François Hollande dénonce l'"échec" de la politique de Nicolas Sarkozy sur la sécurité

François Hollande, candidat PS à la Présidentielle.
François Hollande, candidat PS à la Présidentielle. (PIERRE ANDRIEU / AFP)

Le candidat socialiste à la présidentielle, François Hollande, a estimé mardi 29 novembre, à Villepinte (Seine-Saint-Denis), que la politique menée par Nicolas Sarkozy sur la sécurité depuis dix ans se soldait par un "constat d'échec".

Le candidat socialiste à la présidentielle, François Hollande, a estimé mardi 29 novembre, à Villepinte (Seine-Saint-Denis), que la politique menée par Nicolas Sarkozy sur la sécurité depuis dix ans se soldait par un "constat d'échec".

Interrogé par des journalistes en marge du Salon Pollutec, un salon sur l'environnement, après deux faits divers sanglants survenus dimanche et lundi à Marseille, M. Hollande s'est dit "préoccupé, pour ne pas dire alarmé, par la recrudescence des violences, l'intensité des délits et des crimes qui se commettent".

"Autant de coups d'éclat que de faits divers"

"C'est un nouveau constat d'échec d'une politique menée depuis dix ans par (...) la même personnalité, car elle n'a pas fait preuve de l'autorité qui était attendue, de la cohérence et de la constance" nécessaires, a-t-il déclaré. "Nous étions déjà, avec les chiffres du chômage, confrontés à l'échec" de la politique de Nicolas Sarkozy. "Nous le sommes également sur le terrain de la sécurité", a-t-il ajouté.

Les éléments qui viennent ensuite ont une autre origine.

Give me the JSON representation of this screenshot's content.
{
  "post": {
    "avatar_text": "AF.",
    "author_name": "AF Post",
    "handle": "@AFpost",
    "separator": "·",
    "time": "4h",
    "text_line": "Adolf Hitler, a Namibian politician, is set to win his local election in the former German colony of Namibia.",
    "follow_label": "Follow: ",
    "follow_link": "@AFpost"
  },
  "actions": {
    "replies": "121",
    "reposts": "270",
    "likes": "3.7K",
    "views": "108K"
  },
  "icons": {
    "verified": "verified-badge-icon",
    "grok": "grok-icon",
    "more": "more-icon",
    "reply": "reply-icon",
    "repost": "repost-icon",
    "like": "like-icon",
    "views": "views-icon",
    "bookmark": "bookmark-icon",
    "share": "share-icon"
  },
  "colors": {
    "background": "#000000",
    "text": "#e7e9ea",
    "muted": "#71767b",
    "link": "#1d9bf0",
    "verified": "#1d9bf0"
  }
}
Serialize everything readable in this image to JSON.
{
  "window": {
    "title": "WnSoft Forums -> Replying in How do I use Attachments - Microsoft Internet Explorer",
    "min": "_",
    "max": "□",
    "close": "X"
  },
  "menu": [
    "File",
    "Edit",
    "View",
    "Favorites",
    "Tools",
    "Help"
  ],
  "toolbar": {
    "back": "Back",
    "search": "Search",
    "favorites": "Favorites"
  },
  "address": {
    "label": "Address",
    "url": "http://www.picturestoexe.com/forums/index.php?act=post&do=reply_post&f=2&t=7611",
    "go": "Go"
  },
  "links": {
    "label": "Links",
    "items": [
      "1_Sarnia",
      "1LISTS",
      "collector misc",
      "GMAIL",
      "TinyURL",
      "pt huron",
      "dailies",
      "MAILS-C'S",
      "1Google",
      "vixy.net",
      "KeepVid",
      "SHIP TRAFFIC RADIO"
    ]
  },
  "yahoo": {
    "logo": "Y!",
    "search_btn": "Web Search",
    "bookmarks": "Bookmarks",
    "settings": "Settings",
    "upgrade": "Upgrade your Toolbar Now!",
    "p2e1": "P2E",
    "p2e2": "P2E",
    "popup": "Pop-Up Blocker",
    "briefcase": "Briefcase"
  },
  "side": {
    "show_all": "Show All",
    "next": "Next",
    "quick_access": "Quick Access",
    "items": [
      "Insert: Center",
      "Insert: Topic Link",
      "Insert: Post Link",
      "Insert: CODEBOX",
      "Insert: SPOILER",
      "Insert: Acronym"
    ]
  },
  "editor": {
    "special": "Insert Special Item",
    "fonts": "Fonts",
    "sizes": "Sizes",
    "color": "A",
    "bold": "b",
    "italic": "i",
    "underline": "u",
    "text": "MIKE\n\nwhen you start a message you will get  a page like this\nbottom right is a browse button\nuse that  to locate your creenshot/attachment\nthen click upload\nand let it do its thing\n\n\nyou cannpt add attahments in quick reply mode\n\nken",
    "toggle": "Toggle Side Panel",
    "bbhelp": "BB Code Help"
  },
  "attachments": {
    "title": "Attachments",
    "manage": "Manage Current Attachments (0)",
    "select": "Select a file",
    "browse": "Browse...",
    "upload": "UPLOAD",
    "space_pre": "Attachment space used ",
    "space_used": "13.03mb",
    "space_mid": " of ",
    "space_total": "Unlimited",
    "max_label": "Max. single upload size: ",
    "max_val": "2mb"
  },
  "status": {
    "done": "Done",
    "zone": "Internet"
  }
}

Les policiers sont-ils assez nombreux ? "C'est une question de cohérence dans le déploiement des effectifs, une question de priorité par rapport au
démantèlement des trafics, une question de confiance par rapport à ceux qui servent les métiers de la sécurité, pas simplement des coups d'éclat. Il y a eu autant de coups d'éclat que de faits divers", a-t-il estimé.

M. Hollande promet" une politique dans la durée"

Quand "il y a eu autant de suppressions de postes de policiers et de gendarmes, autant de déserts créés dans certains quartiers de nos villes, il y a forcément des conséquences", a-t-il regretté assurant que, s'il était élu, il serait "constant dans l'effort" et qu'une politique serait "menée dans la durée".

A ses yeux, le président Sarkozy est "l'homme de trois records: records de l'insécurité violente, record de la dette publique et record du déficit commercial".

M. Badinter dénonce "une imposture" des chiffres

L'ancien ministre de la Justice Robert Badinter a lui aussi dénoncé mardi matin comme "une imposture" la politique sécuritaire de Nicolas Sarkozy et "l'exploitation" des chiffres de la délinquance "depuis dix ans".

"Le ministre de l'Intérieur [Claude Guéant] nous dit que la délinquance a reculé pour la neuvième année consécutive dans notre pays, c'est une imposture", a-t-il lancé. Même accusation à propos du nombre de victimes : "500 000 tous les ans à les en croire". "Ce sont des victimes virtuelles pour lesquelles nous n'avons aucune explication", a-t-il affirmé.

M. Badinter, également ancien sénateur socialiste, s'exprimait lors de la présentation, à Paris, d'un rapport sur la sécurité rédigé par la Fondation Terra Nova, un centre de réflexion proche du PS.

Ce rapport met en cause l'arsenal législatif mis en oeuvre par M. Sarkozy comme ministre de l'Intérieur puis comme président, des "habillages et des artifices" pour plusieurs d'entre eux, a fait valoir l'une des magistrates signataire du rapport, Valérie Sagant.

"Le sarkozysme pénal est escalade"

"27 faits divers, 27 lois", a assuré un autre magistrat, Benoist Hurel, citant 144 interpellations "seulement" dans le cadre de la loi sur les rassemblements illicites dans les halls d'immeubles.

"C'est la rhétorique du conditionnement, les discours forts génèrent des lois dont l'échec génère une demande de législation plus forte, le sarkozysme pénal est une escalade", a expliqué ce magistrat.